Pele e abordagem cosmetotoxicológica

O que diz a ciência sobre isso? Em ligeira passagem pela biologia da pele, fica evidente a presença de uma complexa estrutura que lhe confere inúmeras atividades fisiológicas (térmica, eletrolítica, hormonal, metabólica e imunológica), e que grande parte de sua vida é exposta às variações de temperatura, umidade, luz solar, xenobióticos ambientais e ocupacionais. Além disso, a pele tem o compromisso com a manutenção da homeostase. A pele, o maior órgão do corpo humano, tem cerca de 2 metros quadrados (em indivíduos adultos) e está integralmente relacionada à avaliação de segurança dos produtos cosméticos, pois representa a maior e a mais importante área de exposição a eles.
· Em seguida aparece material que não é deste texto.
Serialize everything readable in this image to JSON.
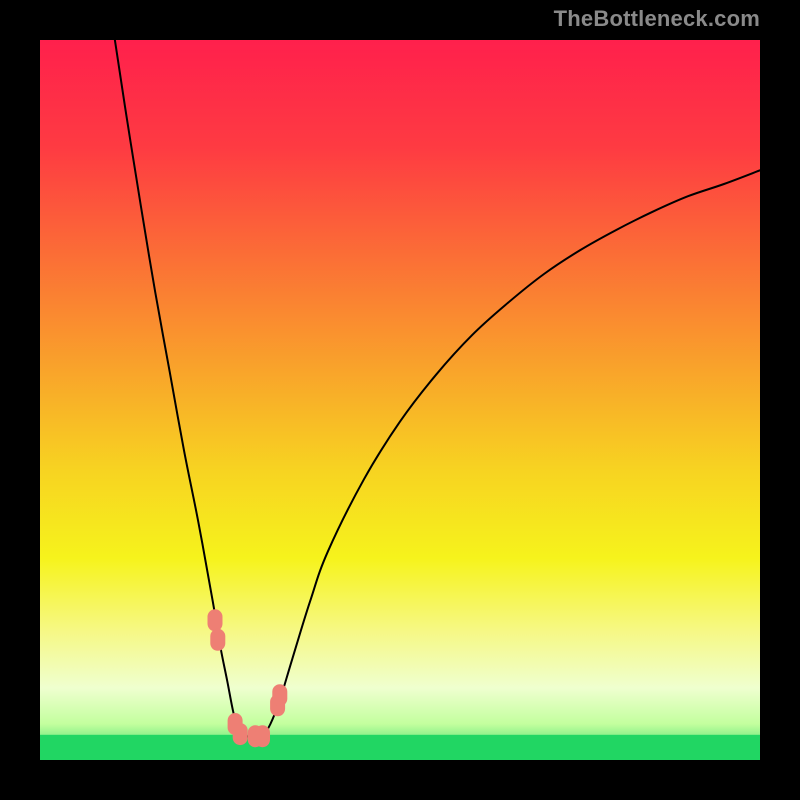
{
  "watermark": {
    "text": "TheBottleneck.com"
  },
  "chart_data": {
    "type": "line",
    "title": "",
    "xlabel": "",
    "ylabel": "",
    "xlim": [
      0,
      100
    ],
    "ylim": [
      0,
      100
    ],
    "series": [
      {
        "name": "left-curve",
        "x": [
          10.4,
          12,
          14,
          16,
          18,
          20,
          22,
          24,
          25,
          26,
          27,
          28,
          29,
          30
        ],
        "y": [
          100,
          89.5,
          77,
          65,
          54,
          43,
          33,
          22,
          16,
          11,
          6,
          3.3,
          3.3,
          3.3
        ]
      },
      {
        "name": "right-curve",
        "x": [
          30,
          31,
          32,
          33.3,
          35,
          37.5,
          40,
          45,
          50,
          55,
          60,
          65,
          70,
          75,
          80,
          85,
          90,
          95,
          100
        ],
        "y": [
          3.3,
          3.5,
          5,
          8.3,
          13.9,
          22,
          29,
          39,
          47,
          53.5,
          59,
          63.5,
          67.5,
          70.8,
          73.6,
          76.1,
          78.3,
          80,
          81.9
        ]
      }
    ],
    "markers": {
      "name": "highlighted-points",
      "color": "#ee7f74",
      "points": [
        {
          "x": 24.3,
          "y": 19.4
        },
        {
          "x": 24.7,
          "y": 16.7
        },
        {
          "x": 27.1,
          "y": 5.0
        },
        {
          "x": 27.8,
          "y": 3.6
        },
        {
          "x": 29.9,
          "y": 3.3
        },
        {
          "x": 30.9,
          "y": 3.3
        },
        {
          "x": 33.0,
          "y": 7.6
        },
        {
          "x": 33.3,
          "y": 9.0
        }
      ]
    },
    "gradient": {
      "stops": [
        {
          "offset": 0.0,
          "color": "#ff204c"
        },
        {
          "offset": 0.15,
          "color": "#fe3b42"
        },
        {
          "offset": 0.3,
          "color": "#fb6e36"
        },
        {
          "offset": 0.45,
          "color": "#f9a12b"
        },
        {
          "offset": 0.6,
          "color": "#f7d421"
        },
        {
          "offset": 0.72,
          "color": "#f6f31c"
        },
        {
          "offset": 0.82,
          "color": "#f6f884"
        },
        {
          "offset": 0.9,
          "color": "#efffcf"
        },
        {
          "offset": 0.95,
          "color": "#c3ff9e"
        },
        {
          "offset": 1.0,
          "color": "#21d663"
        }
      ]
    },
    "green_band": {
      "y0": 0,
      "y1": 3.5,
      "color": "#21d663"
    }
  }
}
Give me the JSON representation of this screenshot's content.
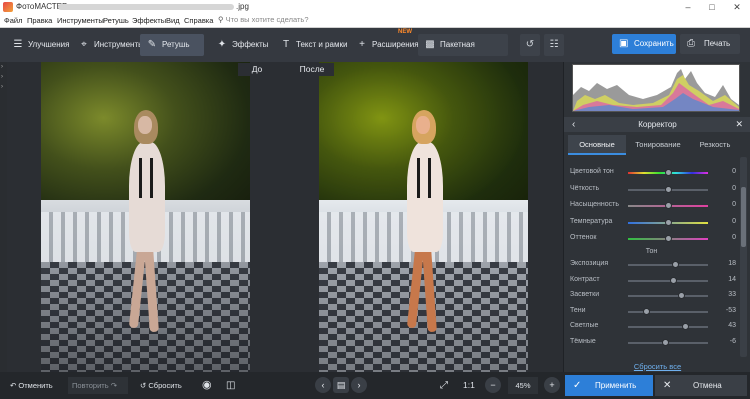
{
  "titlebar": {
    "app_name": "ФотоМАСТЕР",
    "file_ext": ".jpg"
  },
  "menu": {
    "items": [
      "Файл",
      "Правка",
      "Инструменты",
      "Ретушь",
      "Эффекты",
      "Вид",
      "Справка"
    ],
    "search_placeholder": "Что вы хотите сделать?"
  },
  "toolbar": {
    "tabs": [
      {
        "label": "Улучшения",
        "icon": "sliders-icon"
      },
      {
        "label": "Инструменты",
        "icon": "crop-icon"
      },
      {
        "label": "Ретушь",
        "icon": "brush-icon"
      },
      {
        "label": "Эффекты",
        "icon": "sparkle-icon"
      },
      {
        "label": "Текст и рамки",
        "icon": "text-icon"
      },
      {
        "label": "Расширения",
        "icon": "plus-icon",
        "badge": "NEW"
      },
      {
        "label": "Пакетная обработка",
        "icon": "batch-icon"
      }
    ],
    "active_tab": "Ретушь",
    "save_label": "Сохранить",
    "print_label": "Печать"
  },
  "compare": {
    "before_label": "До",
    "after_label": "После"
  },
  "panel": {
    "title": "Корректор",
    "tabs": [
      "Основные",
      "Тонирование",
      "Резкость"
    ],
    "active_tab": "Основные",
    "color_sliders": [
      {
        "label": "Цветовой тон",
        "value": "0",
        "level": 0.5,
        "track": "hue"
      },
      {
        "label": "Чёткость",
        "value": "0",
        "level": 0.5,
        "track": "plain"
      },
      {
        "label": "Насыщенность",
        "value": "0",
        "level": 0.5,
        "track": "sat"
      },
      {
        "label": "Температура",
        "value": "0",
        "level": 0.5,
        "track": "temp"
      },
      {
        "label": "Оттенок",
        "value": "0",
        "level": 0.5,
        "track": "tint"
      }
    ],
    "tone_label": "Тон",
    "tone_sliders": [
      {
        "label": "Экспозиция",
        "value": "18",
        "level": 0.59
      },
      {
        "label": "Контраст",
        "value": "14",
        "level": 0.57
      },
      {
        "label": "Засветки",
        "value": "33",
        "level": 0.665
      },
      {
        "label": "Тени",
        "value": "-53",
        "level": 0.235
      },
      {
        "label": "Светлые",
        "value": "43",
        "level": 0.715
      },
      {
        "label": "Тёмные",
        "value": "-6",
        "level": 0.47
      }
    ],
    "reset_all": "Сбросить все"
  },
  "bottom": {
    "undo": "Отменить",
    "redo": "Повторить",
    "reset": "Сбросить",
    "zoom_ratio": "1:1",
    "zoom": "45%",
    "apply": "Применить",
    "cancel": "Отмена"
  },
  "colors": {
    "accent": "#2d7fd8",
    "badge": "#ff8a2a",
    "link": "#6fb0ee"
  }
}
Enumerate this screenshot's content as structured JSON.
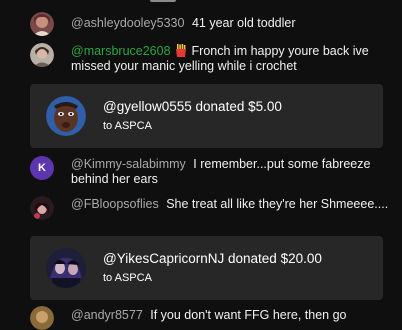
{
  "messages": [
    {
      "author": "@ashleydooley5330",
      "text": "41 year old toddler",
      "avatar_icon": "user-avatar-photo"
    },
    {
      "author": "@marsbruce2608",
      "author_color": "#2ba640",
      "badge_icon": "french-fries-emoji-icon",
      "text": "Fronch im happy youre back ive missed your manic yelling while i crochet",
      "avatar_icon": "user-avatar-photo"
    },
    {
      "author": "@Kimmy-salabimmy",
      "text": "I remember...put some fabreeze behind her ears",
      "avatar_letter": "K",
      "avatar_color": "#5e35b1"
    },
    {
      "author": "@FBloopsoflies",
      "text": "She treat all like they're her Shmeeee....",
      "avatar_icon": "user-avatar-photo"
    },
    {
      "author": "@andyr8577",
      "text": "If you don't want FFG here, then go",
      "avatar_icon": "user-avatar-photo"
    }
  ],
  "donations": [
    {
      "donor": "@gyellow0555",
      "donated_label": "donated",
      "amount": "$5.00",
      "to_label": "to ASPCA",
      "avatar_icon": "donor-avatar-photo"
    },
    {
      "donor": "@YikesCapricornNJ",
      "donated_label": "donated",
      "amount": "$20.00",
      "to_label": "to ASPCA",
      "avatar_icon": "donor-avatar-photo"
    }
  ],
  "colors": {
    "background": "#0f0f0f",
    "card": "#272727",
    "author": "#aaaaaa",
    "member_author": "#2ba640",
    "text": "#f1f1f1"
  }
}
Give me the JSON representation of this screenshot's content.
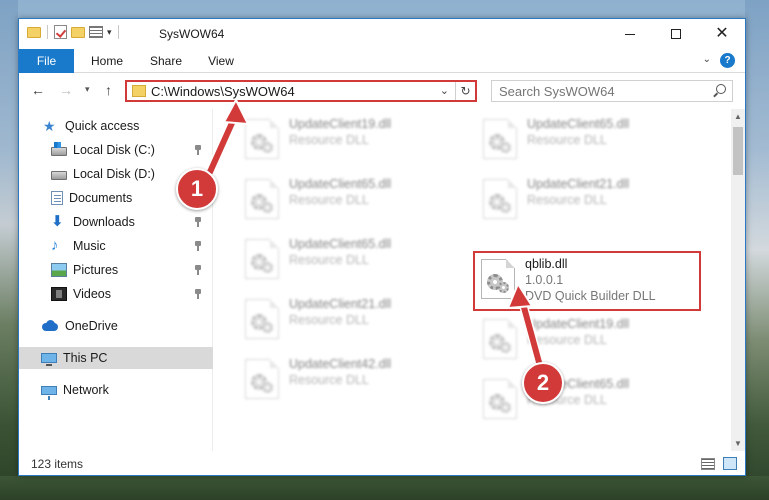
{
  "window": {
    "title": "SysWOW64",
    "minimize_label": "",
    "maximize_label": "",
    "close_label": "✕"
  },
  "ribbon": {
    "tabs": [
      "File",
      "Home",
      "Share",
      "View"
    ],
    "help_label": "?"
  },
  "address": {
    "path": "C:\\Windows\\SysWOW64",
    "search_placeholder": "Search SysWOW64"
  },
  "navpane": {
    "items": [
      {
        "label": "Quick access",
        "icon": "star-icon",
        "pinned": false
      },
      {
        "label": "Local Disk (C:)",
        "icon": "disk-icon",
        "pinned": true
      },
      {
        "label": "Local Disk (D:)",
        "icon": "disk-icon",
        "pinned": false
      },
      {
        "label": "Documents",
        "icon": "documents-icon",
        "pinned": true
      },
      {
        "label": "Downloads",
        "icon": "downloads-icon",
        "pinned": true
      },
      {
        "label": "Music",
        "icon": "music-icon",
        "pinned": true
      },
      {
        "label": "Pictures",
        "icon": "pictures-icon",
        "pinned": true
      },
      {
        "label": "Videos",
        "icon": "videos-icon",
        "pinned": true
      },
      {
        "label": "OneDrive",
        "icon": "cloud-icon",
        "pinned": false
      },
      {
        "label": "This PC",
        "icon": "computer-icon",
        "pinned": false,
        "selected": true
      },
      {
        "label": "Network",
        "icon": "network-icon",
        "pinned": false
      }
    ]
  },
  "files": [
    {
      "name": "UpdateClient19.dll",
      "line1": "Resource DLL",
      "line2": "",
      "blurred": true
    },
    {
      "name": "UpdateClient65.dll",
      "line1": "Resource DLL",
      "line2": "",
      "blurred": true
    },
    {
      "name": "UpdateClient65.dll",
      "line1": "Resource DLL",
      "line2": "",
      "blurred": true
    },
    {
      "name": "UpdateClient21.dll",
      "line1": "Resource DLL",
      "line2": "",
      "blurred": true
    },
    {
      "name": "UpdateClient65.dll",
      "line1": "Resource DLL",
      "line2": "",
      "blurred": true
    },
    {
      "name": "qblib.dll",
      "line1": "1.0.0.1",
      "line2": "DVD Quick Builder DLL",
      "blurred": false
    },
    {
      "name": "UpdateClient21.dll",
      "line1": "Resource DLL",
      "line2": "",
      "blurred": true
    },
    {
      "name": "UpdateClient19.dll",
      "line1": "Resource DLL",
      "line2": "",
      "blurred": true
    },
    {
      "name": "UpdateClient42.dll",
      "line1": "Resource DLL",
      "line2": "",
      "blurred": true
    },
    {
      "name": "UpdateClient65.dll",
      "line1": "Resource DLL",
      "line2": "",
      "blurred": true
    }
  ],
  "status": {
    "item_count": "123 items"
  },
  "annotations": {
    "step1": "1",
    "step2": "2",
    "color": "#d23a3a"
  },
  "colors": {
    "accent": "#1979ca",
    "highlight": "#d23a3a",
    "selection": "#cce8ff"
  }
}
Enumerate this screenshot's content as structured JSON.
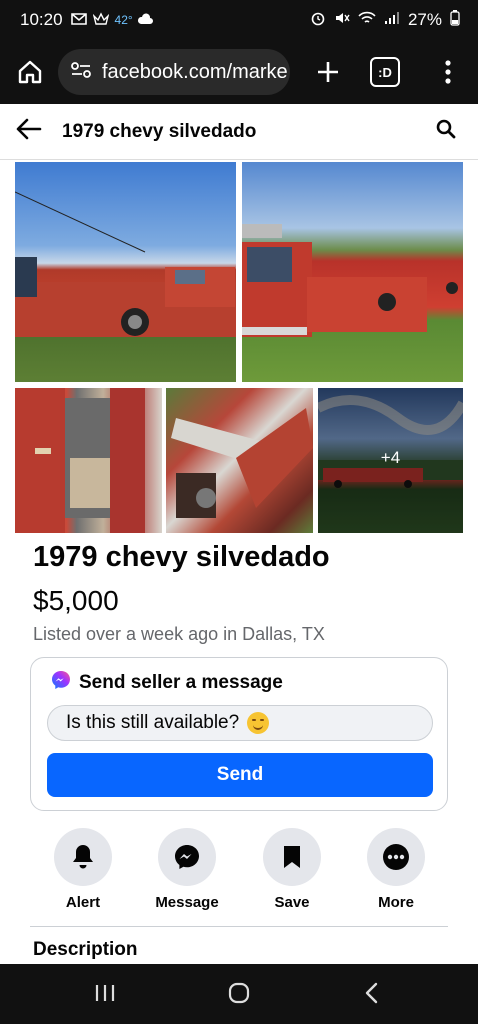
{
  "status_bar": {
    "time": "10:20",
    "temperature": "42°",
    "battery": "27%"
  },
  "browser": {
    "url": "facebook.com/marke",
    "tab_count": ":D"
  },
  "header": {
    "title": "1979 chevy silvedado"
  },
  "gallery": {
    "more_count": "+4"
  },
  "listing": {
    "title": "1979 chevy silvedado",
    "price": "$5,000",
    "listed_info": "Listed over a week ago in Dallas, TX"
  },
  "message_card": {
    "heading": "Send seller a message",
    "input_value": "Is this still available?",
    "send_label": "Send"
  },
  "actions": [
    {
      "label": "Alert",
      "icon": "bell-icon"
    },
    {
      "label": "Message",
      "icon": "messenger-icon"
    },
    {
      "label": "Save",
      "icon": "bookmark-icon"
    },
    {
      "label": "More",
      "icon": "more-icon"
    }
  ],
  "description": {
    "heading": "Description"
  },
  "colors": {
    "accent": "#0866ff",
    "secondary_text": "#65676b",
    "chip_bg": "#e4e6eb"
  }
}
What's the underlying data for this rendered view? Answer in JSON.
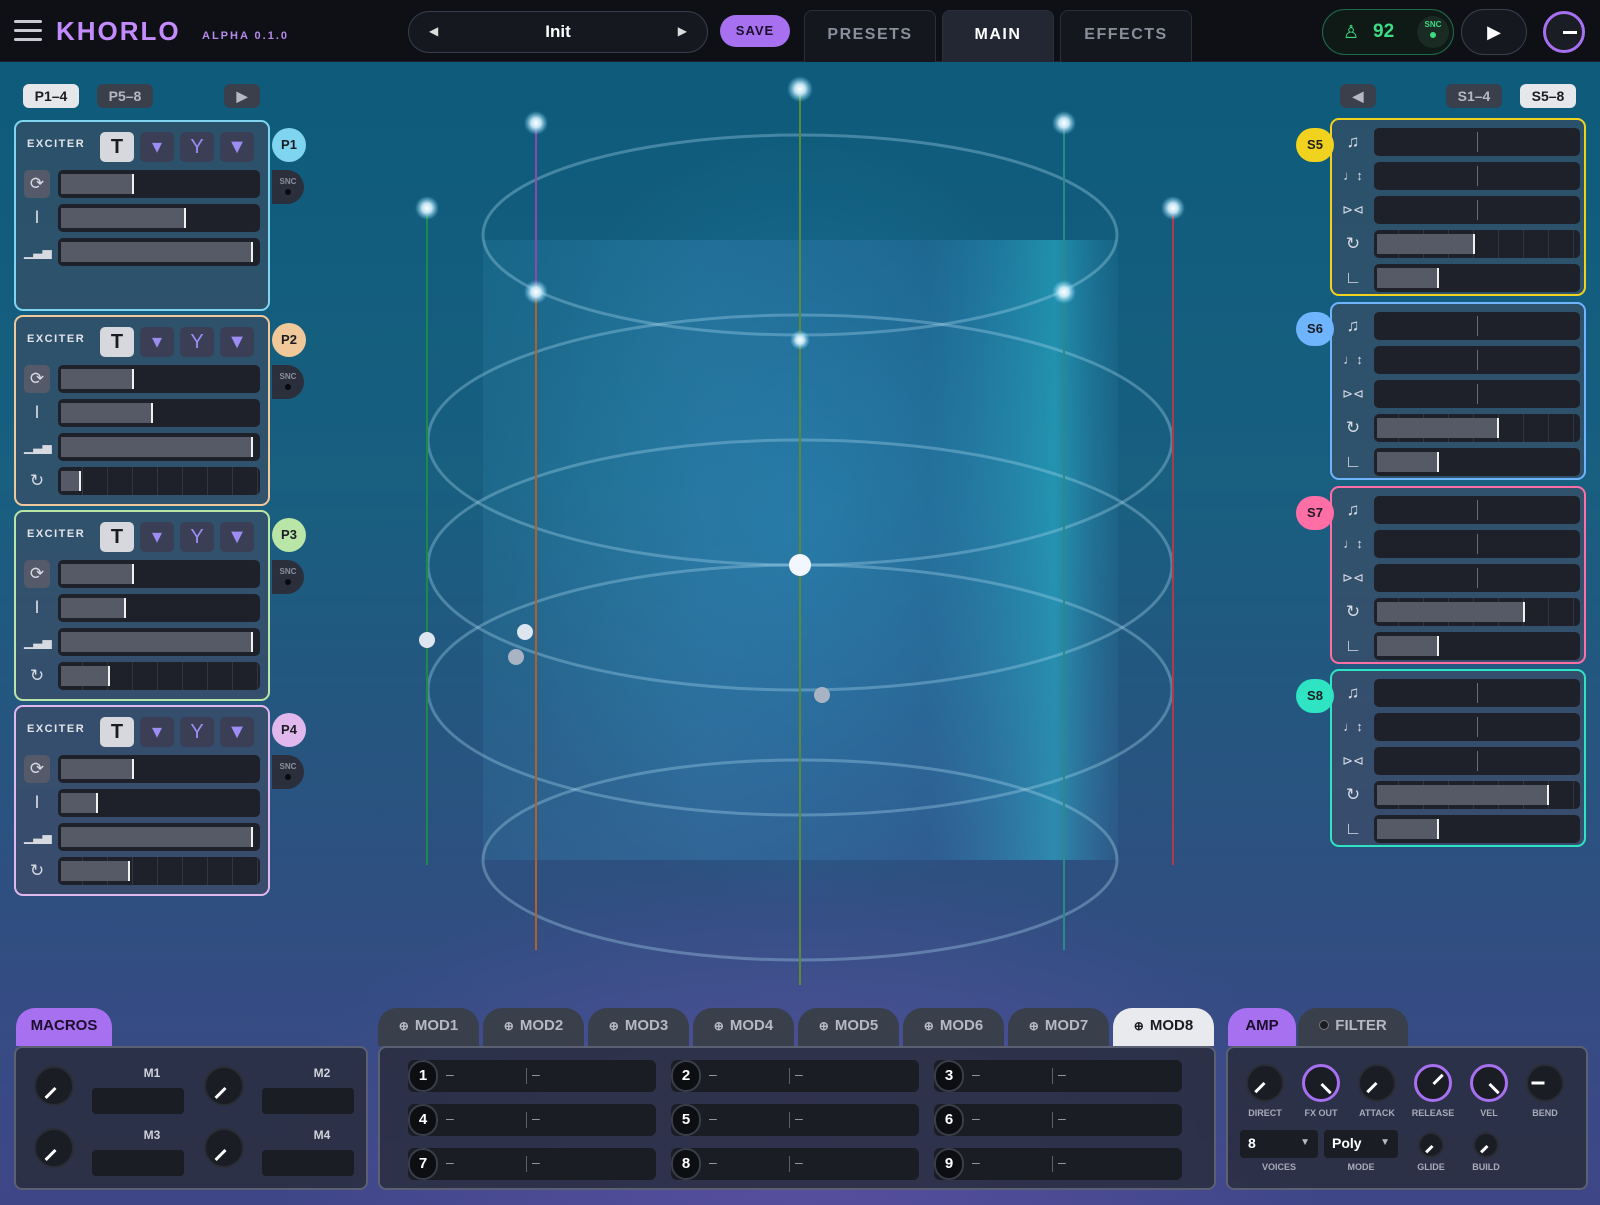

A pele, seguramente, é a maior interface entre meio ambiente e corpo humano (Toxicology and Applied Toxicology 195:265-266, 2004).

O desenvolvimento médico-tecnológico, os consistentes projetos direcionados ao desenvolvimento de produtos biotecnológicos, o melhor conhecimento estrutura/atividade, os estímulos aos programas de Cosmetovigilância e melhor conhecimento da avaliação do risco, ao lado da maior expectativa e qualidade de vida do homem, constituem-se paradigmas obrigatórios na avaliação de segurança para os usuários de produtos cosméticos (European Molecular Biology 9(11):1073-1077, 2008).

A evolução da Cosmetotoxicologia tem propiciado calorosas discussões a respeito da segurança de alguns ingredientes cosméticos, a qual não está somente atrelada à ciência, mas também sujeita aos desencontros regulatórios.

Contudo, recente publicação afirmou que os ingredientes e os produtos cosméticos podem ser considerados seguros e que estes oferecem múltiplos benefícios à qualidade de vida dos seus usuários (Toxicology and Applied Pharmacology 2009, article in press).

Não basta apenas acontecer o crescimento científico. A formação de recursos humanos é extremamente importante, especialmente no que se refere às atribuições inerentes ao avaliador de segurança, já regulamentadas na Comunidade Europeia. O avaliador de segurança deve ter sólidos conhecimentos de toxicologia e avaliação do risco, navegar na web com destreza e possuir sólidos conhecimentos da legislação regulatória (Toxicology and Applied Pharmacology 2009, article in press).

As autoridades governamentais do Brasil e dos países do Mercosul devem pensar seriamente sobre o assunto a seguir: a regulamentação das atividades do avaliador de segurança.

Some-se a tudo isso uma boa forma para acompanhar, complementar e avaliar o desenvolvimento científico, com certa presteza e agilidade: recorrer aos bancos de dados e às publicações com veiculação em periódicos especializados, especialmente àqueles de alto impacto.

Utilizando-se a palavra-chave “skin care”, no período de 2006 a 2010, segundo foi apurado no banco de dados Embase (www.embase.com), ocorreram 5153 publicações. Este número cresce assustadoramente, chegando a 35212 assentos, quanto são combinadas as palavras skin/ageing/allergy/absorption. Segundo o PubMed (www.ncbi.nlm.gov/pubmed), usando-se essas mesmas palavras-chave são encontrados 23252 registros, sendo 4542 e 25908, respectivamente, trabalhos de revisão e textos completos. Estes dados justificam plenamente a vocação da revista Cosmetic & Toiletries tratar do assunto “pele e implicações toxicológicas”.

Comentamos as possíveis vias que dão acesso às ciências, suas facilidades e dificuldades; percorrê-las com insistência e frequente disciplina constituem o melhor caminho para o aprendizado.